Glucose Tolerance in Children With Cystic Fibrosis (GluTolCF)

Patients with cystic fibrosis (CF) with progressing disease are developing a glucose tolerance which resembles the metabolic state of a diabetic patient because of increasing impairment of endocrine pancreatic function. The prevalence of this diabetic metabolic state is increasing with age, reaching around 20% at the age of 20 years.

Over the last decade, research has already highlighted the negative influence of cystic fibrosis related diabetes (CFRD) on morbidity and mortality after the diagnosis of this condition.

As the deterioration in nutritional status and lung function can already be noticed 2-6 years before the onset of CFRD, the importance of early diagnosis in glucose abnormalities and its treatment therefore is crucial.

The currently used method to evaluate altered glucose metabolism in patients with CF is an annual oral glucose tolerance test (OGTT) with the glucose value after 120 min after oral ingestion of glucose-fluid as reference.
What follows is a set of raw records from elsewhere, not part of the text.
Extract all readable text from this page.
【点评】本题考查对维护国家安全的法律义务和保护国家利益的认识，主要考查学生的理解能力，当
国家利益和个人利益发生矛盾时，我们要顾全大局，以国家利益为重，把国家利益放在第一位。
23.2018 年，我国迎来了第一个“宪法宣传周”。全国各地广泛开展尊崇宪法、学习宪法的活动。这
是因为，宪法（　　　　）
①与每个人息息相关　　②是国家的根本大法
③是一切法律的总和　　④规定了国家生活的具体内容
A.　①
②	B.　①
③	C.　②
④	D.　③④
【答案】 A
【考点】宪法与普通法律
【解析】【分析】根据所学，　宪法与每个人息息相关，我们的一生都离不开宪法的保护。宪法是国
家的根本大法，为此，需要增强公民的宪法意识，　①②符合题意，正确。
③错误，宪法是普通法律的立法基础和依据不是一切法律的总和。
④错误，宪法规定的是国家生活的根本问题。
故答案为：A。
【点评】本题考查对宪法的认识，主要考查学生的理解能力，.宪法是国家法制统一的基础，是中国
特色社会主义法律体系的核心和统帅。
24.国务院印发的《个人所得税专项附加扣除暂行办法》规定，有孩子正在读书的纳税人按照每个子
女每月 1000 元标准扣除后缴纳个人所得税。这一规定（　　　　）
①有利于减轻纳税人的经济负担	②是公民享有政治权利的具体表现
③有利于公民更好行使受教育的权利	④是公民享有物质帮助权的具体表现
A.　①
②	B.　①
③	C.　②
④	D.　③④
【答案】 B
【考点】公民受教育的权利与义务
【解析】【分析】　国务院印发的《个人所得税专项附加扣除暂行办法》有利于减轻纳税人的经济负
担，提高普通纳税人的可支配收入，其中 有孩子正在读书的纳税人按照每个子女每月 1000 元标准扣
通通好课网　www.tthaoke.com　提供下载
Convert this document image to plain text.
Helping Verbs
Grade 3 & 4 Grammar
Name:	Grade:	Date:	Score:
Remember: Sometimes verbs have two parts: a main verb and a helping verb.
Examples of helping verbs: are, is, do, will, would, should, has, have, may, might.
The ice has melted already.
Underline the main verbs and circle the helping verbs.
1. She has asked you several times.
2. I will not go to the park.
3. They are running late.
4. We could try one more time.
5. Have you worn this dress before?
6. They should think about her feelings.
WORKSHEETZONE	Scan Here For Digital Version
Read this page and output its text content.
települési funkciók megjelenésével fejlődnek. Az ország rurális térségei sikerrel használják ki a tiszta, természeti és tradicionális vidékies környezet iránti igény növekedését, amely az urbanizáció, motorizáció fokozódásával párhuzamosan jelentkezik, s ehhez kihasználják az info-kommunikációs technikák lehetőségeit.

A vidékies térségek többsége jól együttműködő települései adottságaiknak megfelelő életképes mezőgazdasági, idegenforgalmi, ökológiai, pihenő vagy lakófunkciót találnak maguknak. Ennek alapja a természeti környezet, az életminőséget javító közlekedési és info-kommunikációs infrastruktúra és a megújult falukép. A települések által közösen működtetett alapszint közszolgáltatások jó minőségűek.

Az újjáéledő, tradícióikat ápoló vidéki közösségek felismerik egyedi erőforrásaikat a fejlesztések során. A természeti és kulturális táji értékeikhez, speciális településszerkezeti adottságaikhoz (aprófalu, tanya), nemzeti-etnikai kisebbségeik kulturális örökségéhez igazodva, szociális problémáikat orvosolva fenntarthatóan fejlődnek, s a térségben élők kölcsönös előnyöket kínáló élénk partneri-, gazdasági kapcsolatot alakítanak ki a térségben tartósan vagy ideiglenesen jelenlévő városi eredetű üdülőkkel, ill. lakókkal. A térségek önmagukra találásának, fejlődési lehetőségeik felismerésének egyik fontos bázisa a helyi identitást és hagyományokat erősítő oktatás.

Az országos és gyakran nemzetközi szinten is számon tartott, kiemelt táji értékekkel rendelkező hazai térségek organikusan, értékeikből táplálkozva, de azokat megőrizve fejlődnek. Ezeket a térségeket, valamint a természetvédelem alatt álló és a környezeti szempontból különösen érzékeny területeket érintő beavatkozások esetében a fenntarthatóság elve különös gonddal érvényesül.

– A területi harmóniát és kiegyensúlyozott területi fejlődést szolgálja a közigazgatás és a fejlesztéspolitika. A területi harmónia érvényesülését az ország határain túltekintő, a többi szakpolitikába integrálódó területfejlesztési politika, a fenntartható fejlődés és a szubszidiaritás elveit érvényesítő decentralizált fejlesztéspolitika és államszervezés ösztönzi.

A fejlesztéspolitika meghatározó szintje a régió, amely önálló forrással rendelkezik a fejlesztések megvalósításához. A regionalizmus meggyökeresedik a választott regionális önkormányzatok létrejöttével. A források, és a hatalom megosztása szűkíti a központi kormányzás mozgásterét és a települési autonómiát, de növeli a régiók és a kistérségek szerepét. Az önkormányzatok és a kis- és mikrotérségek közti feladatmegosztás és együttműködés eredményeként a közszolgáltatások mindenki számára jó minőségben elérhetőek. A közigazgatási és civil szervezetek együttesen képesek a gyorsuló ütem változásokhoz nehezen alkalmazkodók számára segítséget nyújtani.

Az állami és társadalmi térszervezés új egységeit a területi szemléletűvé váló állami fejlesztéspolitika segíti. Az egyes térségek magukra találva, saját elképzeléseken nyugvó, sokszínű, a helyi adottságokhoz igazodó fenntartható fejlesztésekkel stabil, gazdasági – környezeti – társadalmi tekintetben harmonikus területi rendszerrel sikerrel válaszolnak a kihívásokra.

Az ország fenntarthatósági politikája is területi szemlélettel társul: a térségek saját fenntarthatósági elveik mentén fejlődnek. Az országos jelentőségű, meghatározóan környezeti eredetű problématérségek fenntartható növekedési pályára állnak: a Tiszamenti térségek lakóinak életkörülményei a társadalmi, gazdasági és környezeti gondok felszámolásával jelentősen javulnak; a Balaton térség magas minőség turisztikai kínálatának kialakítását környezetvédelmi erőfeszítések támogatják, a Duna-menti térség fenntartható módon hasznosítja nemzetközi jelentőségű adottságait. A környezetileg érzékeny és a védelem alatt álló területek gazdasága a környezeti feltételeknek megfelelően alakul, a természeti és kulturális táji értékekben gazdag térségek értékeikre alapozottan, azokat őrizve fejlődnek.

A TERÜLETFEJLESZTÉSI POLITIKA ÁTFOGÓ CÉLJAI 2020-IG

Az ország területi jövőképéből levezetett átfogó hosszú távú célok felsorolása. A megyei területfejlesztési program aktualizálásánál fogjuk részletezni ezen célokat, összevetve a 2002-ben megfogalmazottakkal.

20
This method may detect CFRD much later than we see deterioration of lung function and weight loss. This deterioration and the mortality in CF is related to CFRD.

An alternative diagnostic tool that has gained increasing attention and that is already routinely used in pediatric patients with diabetes mellitus type I is the continuous glucose monitoring system (CGMS) which was shown to be much more sensitive in detecting glucose abnormalities. To assess pancreatic endocrine dysfunction - the pathophysiologic cause for glucose intolerance - intravenous glucose tolerance testing (IVGTT) is the gold standard.

The investigator's aim is to describe the association of glucose tolerance measured with three different tools/assessment procedures (CGMS, OGTT and optional IVGTT) with lung function and anthropometric parameters.